I knew them, had seen their pictures in my research. The Oberson family had lived in a two-story house that had once stood on the same site as my childhood home. Unfortunately, this was the same site as the home of Anton Clay's adulterous lover, Elizabeth Sutton, and like all houses on that site, it had been destroyed in a fire.
All four members of the Oberson family had died in 1969. My family's house had been the next one built on that lot, maybe twenty years later.
Pity washed over me at the sight of them, but I was in the middle of running for my life, so I raced onward.
The next room I passed was even more crowded. In one corner, three children dre
ssed in the filthy, sooty remnants of fine antebellum wear huddled around their mother, who was similarly attired, also covered in filth. The husband stood off from his family, his back to them, an older man with terrible burns all over his face, his business suit burned and ragged.
This had to be Charles and Elizabeth Sutton. Charles might have been in a pose of rejection, his back to his wife, because of his wife's affair with Clay.
And there was Elizabeth herself, whose choice to end the affair had brought death on the entire family. Her face was obviously pretty despite being covered in filth, her cheeks round, her nose upturned, her lips full. She had long, dark hair like mine, but full of soot and dirt.
Everyone in that corner of the room was white.
In the other corner huddled three more people, an elderly woman, a young woman, and a young man. The elderly one was grandmother to the others, I knew. These were the Suttons' slaves, who'd died in the same fire.
Clay had quietly blocked or wedged shut the doors and larger windows on the bottom floor, making escape difficult for those who'd been at home that night. He'd wanted to make sure he killed as many as possible.
I ran on...but couldn't help slowing at the sight of the next room.
My parents.
Like all the others, they were pale, shrunken, covered in ash, their clothing in rags.
They both stirred at the sight of me. My dad half-rose from where he'd been squatting on the floor next to a ring of smoldering ash. My mother gasped and grabbed her soot-filled hair.
Then the claw seized me from behind.
Amil turned me to face him. Both his hands were reptilian now.
Tears rolled down his cheek as he raised his other claw while holding me in place, preparing to rip out my throat.

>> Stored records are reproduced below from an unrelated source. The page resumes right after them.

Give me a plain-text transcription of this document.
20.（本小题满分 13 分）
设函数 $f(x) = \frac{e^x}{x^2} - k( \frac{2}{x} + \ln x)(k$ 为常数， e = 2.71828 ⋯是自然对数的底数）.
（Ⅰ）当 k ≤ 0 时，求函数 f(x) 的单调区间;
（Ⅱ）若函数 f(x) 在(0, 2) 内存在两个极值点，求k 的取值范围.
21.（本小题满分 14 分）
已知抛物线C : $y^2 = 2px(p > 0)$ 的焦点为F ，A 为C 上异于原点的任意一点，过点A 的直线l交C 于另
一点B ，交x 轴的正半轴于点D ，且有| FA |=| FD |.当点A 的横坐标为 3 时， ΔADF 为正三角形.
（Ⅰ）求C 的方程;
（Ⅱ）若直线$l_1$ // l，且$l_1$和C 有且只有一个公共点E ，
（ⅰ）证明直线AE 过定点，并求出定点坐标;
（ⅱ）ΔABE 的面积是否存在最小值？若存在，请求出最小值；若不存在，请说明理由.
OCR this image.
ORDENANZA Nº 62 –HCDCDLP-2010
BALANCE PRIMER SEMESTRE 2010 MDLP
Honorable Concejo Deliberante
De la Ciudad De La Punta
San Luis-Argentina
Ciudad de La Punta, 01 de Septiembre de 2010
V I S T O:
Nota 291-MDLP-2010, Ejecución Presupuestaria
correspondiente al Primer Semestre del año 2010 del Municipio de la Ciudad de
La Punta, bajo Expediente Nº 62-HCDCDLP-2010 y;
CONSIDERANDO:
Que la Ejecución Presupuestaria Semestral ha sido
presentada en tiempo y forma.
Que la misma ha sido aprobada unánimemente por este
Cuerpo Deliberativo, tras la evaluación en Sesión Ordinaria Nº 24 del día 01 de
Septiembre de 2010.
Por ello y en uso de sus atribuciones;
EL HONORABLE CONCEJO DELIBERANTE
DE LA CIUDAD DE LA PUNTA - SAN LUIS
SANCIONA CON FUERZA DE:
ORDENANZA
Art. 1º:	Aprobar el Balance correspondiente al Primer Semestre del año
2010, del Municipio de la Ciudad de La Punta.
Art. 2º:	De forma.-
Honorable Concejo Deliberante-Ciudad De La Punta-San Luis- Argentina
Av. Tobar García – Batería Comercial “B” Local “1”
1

“Ellie, Ellie,” Clay's voice said, in a scolding tone.
Instead of plunging his claw into me, Amil suddenly began to shake me, hard. He called my name: “Ellie! Ellie!”
He was speaking in Michael's voice.
I was suddenly surrounded by a flood of searing, blazing sunlight as Michael shook me awake. I struggled against him on the bed at first, confused about where I was and what was happening. I was completely drenched in sweat, too, like I'd just emerged from a hot and salty bath. However, my smell made it clear that I hadn't. Sweat doesn't smell quite like scented bath salts.